Internalized Misogyny

I could see the two gendered paths laid out before me in childhood. I knew that the world and my faith attributed certain traits to the feminine and others to the masculine. I knew that girls were supposed to follow the feminine path, and that boys were supposed to follow the masculine. I could tell the girls’ path was a trap and I wanted nothing to do with it. Besides, my sister was so much better at being girly than I was. I could only hope to perform as second best in the feminine realm.
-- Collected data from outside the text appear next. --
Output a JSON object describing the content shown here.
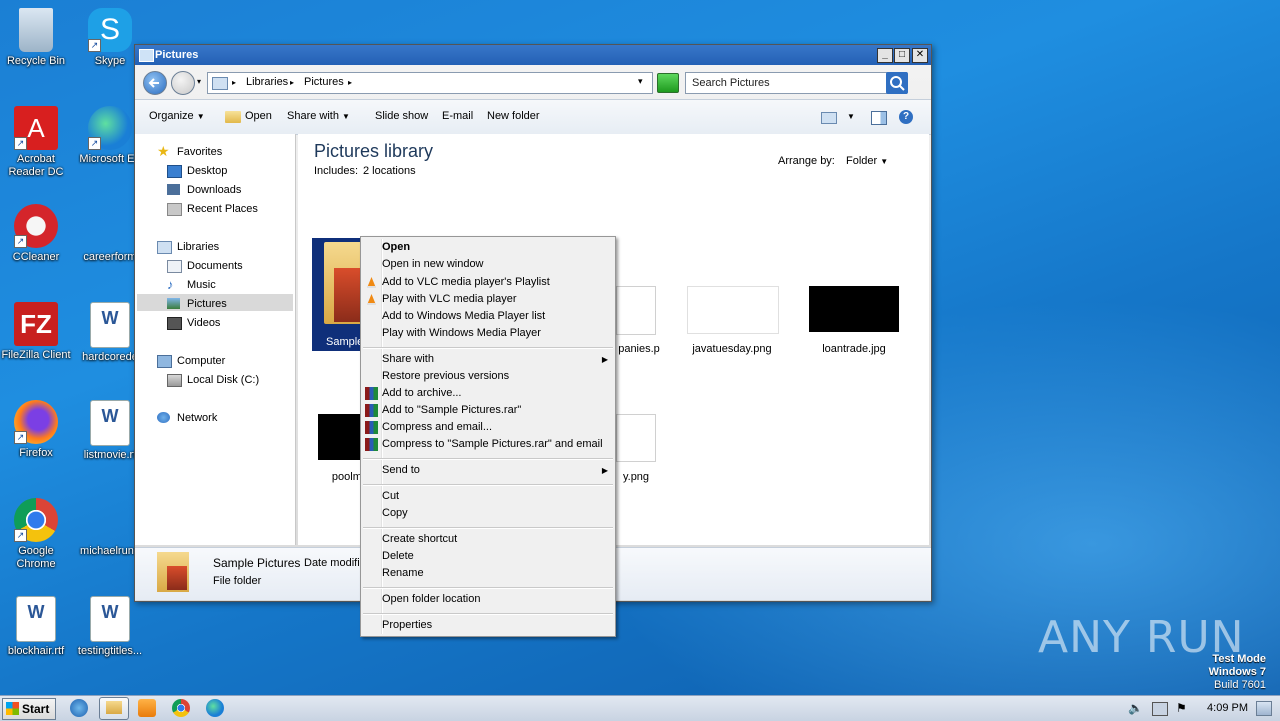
{
  "desktop": {
    "icons": [
      {
        "label": "Recycle Bin",
        "icon": "recycle-bin-icon"
      },
      {
        "label": "Skype",
        "icon": "skype-icon"
      },
      {
        "label": "Acrobat Reader DC",
        "icon": "acrobat-icon"
      },
      {
        "label": "Microsoft Ed",
        "icon": "edge-icon"
      },
      {
        "label": "CCleaner",
        "icon": "ccleaner-icon"
      },
      {
        "label": "careerform",
        "icon": "doc-icon"
      },
      {
        "label": "FileZilla Client",
        "icon": "filezilla-icon"
      },
      {
        "label": "hardcorede",
        "icon": "word-icon"
      },
      {
        "label": "Firefox",
        "icon": "firefox-icon"
      },
      {
        "label": "listmovie.rt",
        "icon": "word-icon"
      },
      {
        "label": "Google Chrome",
        "icon": "chrome-icon"
      },
      {
        "label": "michaelrunn",
        "icon": "doc-icon"
      },
      {
        "label": "blockhair.rtf",
        "icon": "word-icon"
      },
      {
        "label": "testingtitles...",
        "icon": "word-icon"
      }
    ]
  },
  "window": {
    "title": "Pictures",
    "controls": {
      "minimize": "_",
      "maximize": "□",
      "close": "✕"
    },
    "address": {
      "root_sep": "▸",
      "libraries": "Libraries",
      "sep": "▸",
      "pictures": "Pictures",
      "sep2": "▸",
      "dropdown": "▾"
    },
    "search_placeholder": "Search Pictures",
    "toolbar": {
      "organize": "Organize",
      "open": "Open",
      "share_with": "Share with",
      "slide_show": "Slide show",
      "email": "E-mail",
      "new_folder": "New folder"
    },
    "nav": {
      "favorites": "Favorites",
      "desktop": "Desktop",
      "downloads": "Downloads",
      "recent_places": "Recent Places",
      "libraries": "Libraries",
      "documents": "Documents",
      "music": "Music",
      "pictures": "Pictures",
      "videos": "Videos",
      "computer": "Computer",
      "local_disk": "Local Disk (C:)",
      "network": "Network"
    },
    "content": {
      "heading": "Pictures library",
      "includes_label": "Includes:",
      "includes_link": "2 locations",
      "arrange_label": "Arrange by:",
      "arrange_value": "Folder",
      "items": {
        "sample_pictures": "Sample",
        "companies": "panies.p",
        "javatuesday": "javatuesday.png",
        "loantrade": "loantrade.jpg",
        "poolma": "poolma",
        "yday": "y.png"
      }
    },
    "details": {
      "name": "Sample Pictures",
      "meta": "Date modifie",
      "type": "File folder"
    }
  },
  "context_menu": {
    "open": "Open",
    "open_new_window": "Open in new window",
    "vlc_playlist": "Add to VLC media player's Playlist",
    "vlc_play": "Play with VLC media player",
    "wmp_list": "Add to Windows Media Player list",
    "wmp_play": "Play with Windows Media Player",
    "share_with": "Share with",
    "restore": "Restore previous versions",
    "add_archive": "Add to archive...",
    "add_rar": "Add to \"Sample Pictures.rar\"",
    "compress_email": "Compress and email...",
    "compress_rar_email": "Compress to \"Sample Pictures.rar\" and email",
    "send_to": "Send to",
    "cut": "Cut",
    "copy": "Copy",
    "create_shortcut": "Create shortcut",
    "delete": "Delete",
    "rename": "Rename",
    "open_folder_location": "Open folder location",
    "properties": "Properties"
  },
  "taskbar": {
    "start": "Start",
    "clock": "4:09 PM"
  },
  "watermark": {
    "line1": "Test Mode",
    "line2": "Windows 7",
    "line3": "Build 7601",
    "brand": "ANY RUN"
  }
}
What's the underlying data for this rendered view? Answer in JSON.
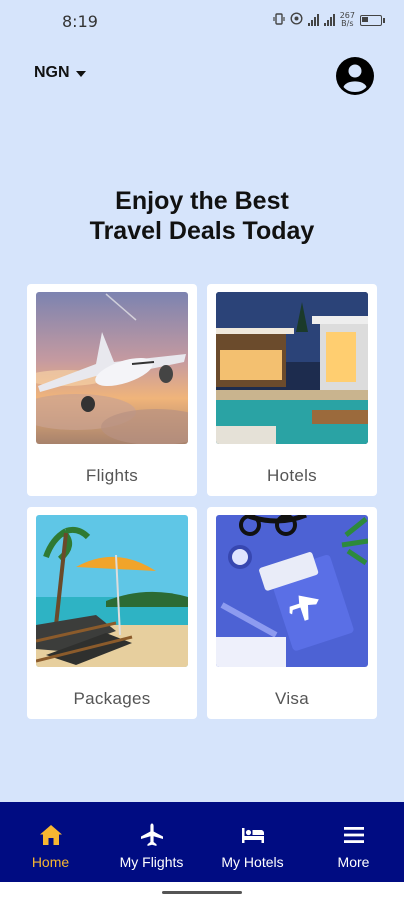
{
  "status_bar": {
    "time": "8:19",
    "net_speed_value": "267",
    "net_speed_unit": "B/s"
  },
  "header": {
    "currency": "NGN"
  },
  "headline": {
    "line1": "Enjoy the Best",
    "line2": "Travel Deals Today"
  },
  "services": [
    {
      "label": "Flights",
      "icon": "airplane-photo"
    },
    {
      "label": "Hotels",
      "icon": "hotel-pool-photo"
    },
    {
      "label": "Packages",
      "icon": "beach-photo"
    },
    {
      "label": "Visa",
      "icon": "passport-photo"
    }
  ],
  "bottom_nav": [
    {
      "label": "Home",
      "icon": "home-icon",
      "active": true
    },
    {
      "label": "My Flights",
      "icon": "airplane-icon",
      "active": false
    },
    {
      "label": "My Hotels",
      "icon": "bed-icon",
      "active": false
    },
    {
      "label": "More",
      "icon": "menu-icon",
      "active": false
    }
  ],
  "colors": {
    "background": "#d6e4fb",
    "nav_bg": "#000c82",
    "active": "#f7b731",
    "inactive": "#ffffff"
  }
}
I’ve started to realize how much the gender roles still defined what I could and could not do, what I would and would not allow myself to enjoy doing. I was so afraid of being seen as “just a girl” or “only a woman”. I had also internalized the idea that being a girl is why I had been sexually molested – not because the man was sick and violated me, but because I was tempting flesh as a young girl.

I had plenty of examples of strong women in my life. In my family I had a female preacher, graduate professor, worship team leader, ballet dancer, and human resources department head. I knew that women could do anything, but the world told me that wasn’t true. I decided the women in my family were better, were “not like those OTHER women.” I attributed our strengths to our masculinity, to our Otherness from women as a whole.

I didn’t learn how to cook until the past couple of years. Cooking was women’s work, was a gendered chore, and I wasn’t about to sign up for a bunch of thankless effort. It’s only now that I’m in a relationship with a feminist man that I feel like I can explore cooking without trapping myself into a Female-labeled box without air holes.

Thank you Feminism for helping me recognize and confront internal misogyny. Thank you for helping me to love my “feminine” skills and traits. Thank you for giving me opportunities to try new things without losing rights or dignity.